Thanks to a three-year pilot program, direct rides from downtown out to the Enterprise South industrial park where Volkswagen and Amazon are located are available for employees of two of the largest employers in town. With the news that Volkswagen will be expanding and adding 1,000 new jobs in the area, Maragnano said CARTA will have to accommodate.

"With that expansion, there's not enough infrastructure out there to handle everything," she said. "We hope we can help some of the businesses incentivize employees to use transit passes and help these businesses and folks use the service more."

It's difficult knowing what should improve first, though. Should CARTA improve their current system or try and recruit more riders first? It's hard to get the funding when the ridership isn't there. It's a classic dilemma often contextualized by the argument, "Which came first: the chicken or the egg?"

Massengill says she sees a strong collaboration in the future between Thrive and GreenTrips and other transit-based apps that people can use to find the quickest alternative forms of transportation. GreenTrips is a project of the regional planning agency that encourages commuters to find other ways to get to work - from taking public transit to riding a bike or carpooling with others. For every trip completed that a commuter doesn't drive alone, they get rewards that can be redeemed at local restaurants and other businesses.

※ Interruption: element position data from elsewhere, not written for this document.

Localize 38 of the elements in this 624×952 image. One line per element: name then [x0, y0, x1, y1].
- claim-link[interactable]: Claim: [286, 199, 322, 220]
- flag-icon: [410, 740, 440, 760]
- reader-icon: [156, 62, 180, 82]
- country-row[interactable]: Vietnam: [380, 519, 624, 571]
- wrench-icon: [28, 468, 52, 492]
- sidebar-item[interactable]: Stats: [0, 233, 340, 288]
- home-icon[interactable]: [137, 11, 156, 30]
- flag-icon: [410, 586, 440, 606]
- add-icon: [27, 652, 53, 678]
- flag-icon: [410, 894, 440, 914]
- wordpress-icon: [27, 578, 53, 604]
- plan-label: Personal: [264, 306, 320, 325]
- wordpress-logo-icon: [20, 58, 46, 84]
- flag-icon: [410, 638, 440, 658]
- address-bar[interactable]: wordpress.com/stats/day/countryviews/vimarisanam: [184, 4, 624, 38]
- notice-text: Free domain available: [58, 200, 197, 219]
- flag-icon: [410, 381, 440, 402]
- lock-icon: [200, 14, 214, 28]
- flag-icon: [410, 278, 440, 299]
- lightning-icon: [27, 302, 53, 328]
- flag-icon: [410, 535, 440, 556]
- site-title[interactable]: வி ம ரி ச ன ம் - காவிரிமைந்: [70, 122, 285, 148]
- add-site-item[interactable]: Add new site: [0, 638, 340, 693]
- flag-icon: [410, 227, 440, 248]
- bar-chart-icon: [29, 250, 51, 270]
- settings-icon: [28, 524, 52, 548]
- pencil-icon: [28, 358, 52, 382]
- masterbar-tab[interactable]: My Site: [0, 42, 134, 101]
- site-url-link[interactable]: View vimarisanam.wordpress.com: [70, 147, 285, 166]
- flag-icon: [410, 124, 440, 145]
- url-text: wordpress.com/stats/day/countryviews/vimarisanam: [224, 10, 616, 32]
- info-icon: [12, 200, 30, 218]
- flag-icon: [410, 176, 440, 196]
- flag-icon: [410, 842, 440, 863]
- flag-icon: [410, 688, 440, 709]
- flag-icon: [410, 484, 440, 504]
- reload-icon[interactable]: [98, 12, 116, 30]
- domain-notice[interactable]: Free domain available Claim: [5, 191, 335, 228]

"If we can get people more educated on the positives and what it looks like to have a good, strong public transportation, which is what we are working toward, then we can get people thinking outside of the box in Chattanooga," Maragnano said.

20-MINUTE TOWN

Currently, a driver could get from north of the Tennessee River downtown to Hamilton Place Mall in about 20 minutes or less during non-peak travel times in Chattanooga. Despite the estimated 1.4 million people who will call the greater Chattanooga region home by 2040, local officials have set a goal to keep it that way amid the growth.

photo Interstate 24 traffic through Chattanooga can be a headache on holiday weekends.

Velocity 2040, a community visioning process, outlines several adjustments Chattanooga and Hamilton County needs to make in order to ensure people can get where they need to go in 20 minutes or less 20 years from now. Ideas include large employers adjusting the times employees start and end each work day; subsidizing employee's mass transit and bus fare, experimenting with ride-sharing and employers providing on-site child care for parents.

All of these suggestions mean nothing unless companies are willing to experiment, officials say. Twenty years from now, there may be autonomous vehicles and advances in technology that are inconceivable today, but people will still need to earn a living. It's about changing perceptions, Massengill alleges.

"There's a lot of advantages as to why we would test it, push it and help it along," she said. "I would like to see us be a leader in the Southeast for a different way of tackling traditional transportation infrastructure problems."

And it's not just to benefit those who live here, Massengill explained. People visit Chattanooga and move here because of the quality of life.

"It's important for us to figure out," she said. "So that we can preserve the beauty of this region that we know is a huge driver for why people visit here, move here and stay here."